The lack of structure and logic in people’s lives is reflected in the structure of the novel, where narrative coherence, cause and effect, and meaning are subservient to the anecdotal. Just as in real life the significance of events is not always immediately clear or indeed remains obscure forever, the interpretation of what befalls Cheever’s characters is often left to the reader. The narrator’s whimsical, capricious, and arbitrary presence may be seen as analogous to God’s role in people’s lives—if one thinks of the deity as one who determines the flow of events without reference to justice, logic, or clarity. The narrator in The Wapshot Chronicle reports, sometimes with tongue in cheek; the narrator does not steer the characters from one well-structured event to the next.
A central theme of the novel is what life may mean—what people are to learn from the sum of their experiences and how they are to react to turns of events that they do not expect and over which they have no control. The Wapshot Chronicle ends with the touching description of Leander’s funeral, to which his sons have returned to honor him in his hometown of St. Botolphs. Amid his tears, Coverly reads the passage from William Shakespeare’s The Tempest (pr. 1611, pb. 1623) that Leander wanted read at his funeral. The passage from Shakespeare emphasizes fragility—that people are all actors in some grand drama, actors made only of dreams. If there is a fundamental message in the novel, it is what Leander affirms in the notes he made in a book of Shakespeare’s work that Coverly finds while going through his father’s things after the funeral. These rules to live by, the final words in the novel and apparently the sum of Leander’s experience, are simple, very practical guides for the most part: Never sleep in the moonlight, never make love with one’s pants on, and take a cold bath every morning.

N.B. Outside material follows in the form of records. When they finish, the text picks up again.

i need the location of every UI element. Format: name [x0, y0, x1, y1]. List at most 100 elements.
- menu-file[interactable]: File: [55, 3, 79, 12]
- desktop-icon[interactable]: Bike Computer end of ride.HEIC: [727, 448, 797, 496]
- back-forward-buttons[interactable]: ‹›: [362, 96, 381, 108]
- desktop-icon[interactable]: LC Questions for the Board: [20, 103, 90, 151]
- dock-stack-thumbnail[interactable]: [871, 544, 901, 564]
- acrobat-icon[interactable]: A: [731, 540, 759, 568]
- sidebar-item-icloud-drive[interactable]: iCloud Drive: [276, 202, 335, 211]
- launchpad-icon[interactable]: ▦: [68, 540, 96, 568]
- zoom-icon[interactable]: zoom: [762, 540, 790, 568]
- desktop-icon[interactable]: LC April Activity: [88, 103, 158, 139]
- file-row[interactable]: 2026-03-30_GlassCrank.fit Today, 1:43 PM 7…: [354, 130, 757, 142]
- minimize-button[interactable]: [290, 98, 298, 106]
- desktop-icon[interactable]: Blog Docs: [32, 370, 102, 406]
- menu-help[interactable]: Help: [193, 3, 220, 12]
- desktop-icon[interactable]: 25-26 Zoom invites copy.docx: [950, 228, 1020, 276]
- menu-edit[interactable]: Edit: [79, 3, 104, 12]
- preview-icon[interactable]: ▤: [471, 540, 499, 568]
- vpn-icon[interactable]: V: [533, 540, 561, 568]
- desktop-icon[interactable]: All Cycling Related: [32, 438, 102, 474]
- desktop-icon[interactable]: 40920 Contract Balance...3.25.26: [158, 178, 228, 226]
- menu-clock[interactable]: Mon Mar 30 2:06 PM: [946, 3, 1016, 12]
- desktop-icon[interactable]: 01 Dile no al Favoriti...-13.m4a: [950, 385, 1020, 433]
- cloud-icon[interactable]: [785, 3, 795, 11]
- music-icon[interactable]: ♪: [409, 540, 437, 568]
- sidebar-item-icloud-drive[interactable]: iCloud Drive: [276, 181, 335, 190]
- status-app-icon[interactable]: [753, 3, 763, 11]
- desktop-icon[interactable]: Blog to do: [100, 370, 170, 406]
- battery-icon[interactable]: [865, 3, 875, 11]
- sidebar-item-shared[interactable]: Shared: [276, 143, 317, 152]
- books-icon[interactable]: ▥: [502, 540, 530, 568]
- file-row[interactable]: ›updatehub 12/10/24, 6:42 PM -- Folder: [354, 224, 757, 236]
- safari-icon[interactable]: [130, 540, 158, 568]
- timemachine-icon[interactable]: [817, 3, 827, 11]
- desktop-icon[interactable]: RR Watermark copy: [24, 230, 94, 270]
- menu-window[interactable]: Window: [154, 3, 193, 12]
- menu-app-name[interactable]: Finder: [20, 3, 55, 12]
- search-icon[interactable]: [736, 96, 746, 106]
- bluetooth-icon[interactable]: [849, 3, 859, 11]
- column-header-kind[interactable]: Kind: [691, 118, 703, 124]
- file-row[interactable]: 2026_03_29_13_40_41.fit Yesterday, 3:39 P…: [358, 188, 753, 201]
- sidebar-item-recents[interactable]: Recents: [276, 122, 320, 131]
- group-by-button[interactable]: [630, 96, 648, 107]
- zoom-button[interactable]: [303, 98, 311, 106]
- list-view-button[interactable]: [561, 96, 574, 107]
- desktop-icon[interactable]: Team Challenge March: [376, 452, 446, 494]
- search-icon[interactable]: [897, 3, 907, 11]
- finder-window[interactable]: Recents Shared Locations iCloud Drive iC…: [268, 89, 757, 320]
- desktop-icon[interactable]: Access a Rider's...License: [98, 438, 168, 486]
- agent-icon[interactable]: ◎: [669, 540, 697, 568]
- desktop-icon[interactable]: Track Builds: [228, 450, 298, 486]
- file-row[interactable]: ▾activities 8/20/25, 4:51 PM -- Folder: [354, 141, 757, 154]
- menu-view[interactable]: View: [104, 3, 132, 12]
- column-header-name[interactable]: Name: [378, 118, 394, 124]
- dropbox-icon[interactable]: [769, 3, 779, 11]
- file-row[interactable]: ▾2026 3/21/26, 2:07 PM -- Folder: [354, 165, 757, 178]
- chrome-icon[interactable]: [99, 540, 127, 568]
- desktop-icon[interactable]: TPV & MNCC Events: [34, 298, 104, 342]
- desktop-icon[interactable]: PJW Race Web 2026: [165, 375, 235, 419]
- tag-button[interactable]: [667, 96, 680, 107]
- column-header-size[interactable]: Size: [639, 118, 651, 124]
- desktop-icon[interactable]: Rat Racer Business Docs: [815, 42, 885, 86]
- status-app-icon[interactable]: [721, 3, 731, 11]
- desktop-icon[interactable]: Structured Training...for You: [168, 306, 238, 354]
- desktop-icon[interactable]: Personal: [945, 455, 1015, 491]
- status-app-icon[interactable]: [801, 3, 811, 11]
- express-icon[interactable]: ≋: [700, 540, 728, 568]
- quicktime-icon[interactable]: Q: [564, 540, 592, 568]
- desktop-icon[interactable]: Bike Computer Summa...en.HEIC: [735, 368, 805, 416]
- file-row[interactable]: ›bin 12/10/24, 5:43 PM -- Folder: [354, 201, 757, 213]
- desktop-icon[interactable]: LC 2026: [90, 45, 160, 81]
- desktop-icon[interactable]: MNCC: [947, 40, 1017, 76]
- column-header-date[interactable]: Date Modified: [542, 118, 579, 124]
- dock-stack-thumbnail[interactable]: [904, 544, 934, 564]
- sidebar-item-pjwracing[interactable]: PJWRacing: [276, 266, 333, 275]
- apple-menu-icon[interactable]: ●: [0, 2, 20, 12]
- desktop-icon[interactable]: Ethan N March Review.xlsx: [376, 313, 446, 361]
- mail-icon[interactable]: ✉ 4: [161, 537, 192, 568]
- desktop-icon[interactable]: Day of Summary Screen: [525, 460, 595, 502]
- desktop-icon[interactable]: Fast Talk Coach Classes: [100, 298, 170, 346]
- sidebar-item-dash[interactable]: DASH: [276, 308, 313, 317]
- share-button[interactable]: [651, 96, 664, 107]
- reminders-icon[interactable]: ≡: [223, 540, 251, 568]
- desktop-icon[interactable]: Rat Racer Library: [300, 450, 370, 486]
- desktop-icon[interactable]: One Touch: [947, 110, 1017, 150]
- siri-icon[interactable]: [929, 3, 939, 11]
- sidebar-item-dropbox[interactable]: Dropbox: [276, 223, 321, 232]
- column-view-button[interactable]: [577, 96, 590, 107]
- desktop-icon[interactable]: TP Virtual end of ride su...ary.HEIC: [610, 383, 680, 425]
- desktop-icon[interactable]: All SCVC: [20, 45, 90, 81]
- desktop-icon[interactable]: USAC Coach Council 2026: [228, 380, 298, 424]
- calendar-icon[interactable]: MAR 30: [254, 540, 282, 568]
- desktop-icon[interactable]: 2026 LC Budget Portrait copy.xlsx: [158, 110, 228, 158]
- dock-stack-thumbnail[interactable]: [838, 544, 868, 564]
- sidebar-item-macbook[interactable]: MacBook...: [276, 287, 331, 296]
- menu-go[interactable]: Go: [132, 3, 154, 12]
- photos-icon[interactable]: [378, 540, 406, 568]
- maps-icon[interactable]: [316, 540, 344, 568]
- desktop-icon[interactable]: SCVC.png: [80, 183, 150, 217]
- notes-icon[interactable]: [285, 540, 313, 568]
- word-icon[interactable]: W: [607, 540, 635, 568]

The list of rules ends with more general affirmations—that the world is to be admired, that the love of a good woman is to be relished, and that people should trust in God, after all. Hence the novel ends on a note of positive closure: Moses and Coverly have come home, and Honora has honored her promise to endow them as her heirs, now that they have produced sons. Moses and Coverly have evidently weathered their trials and learned their own lessons.
The Wapshot Chronicle is presumably a parody of histories, as suggested by the word “chronicle.” The novel tells about the distinction between what is apparent and what lies beneath the surface of personalities and events. In this regard, the novel’s narrative mocks the stature and dignity of New England and its figures (Honora, for example, is often seen in public in a three-cornered hat). The narrator also remarks that the ladies of the Wapshot clan always eat daintily in public but stuff themselves like animals at home. The history of St. Botolphs is less a story of continuous prosperity than one of decadence. In an image that illustrates the novel’s skewed tone, Honora heads for Boston shortly after Leander’s funeral to take in a Red Sox baseball game. The narrator describes her, in her three-cornered hat, as a pilgrim, gallant and absurd, who is nonetheless confident of her country’s noble power and endurance.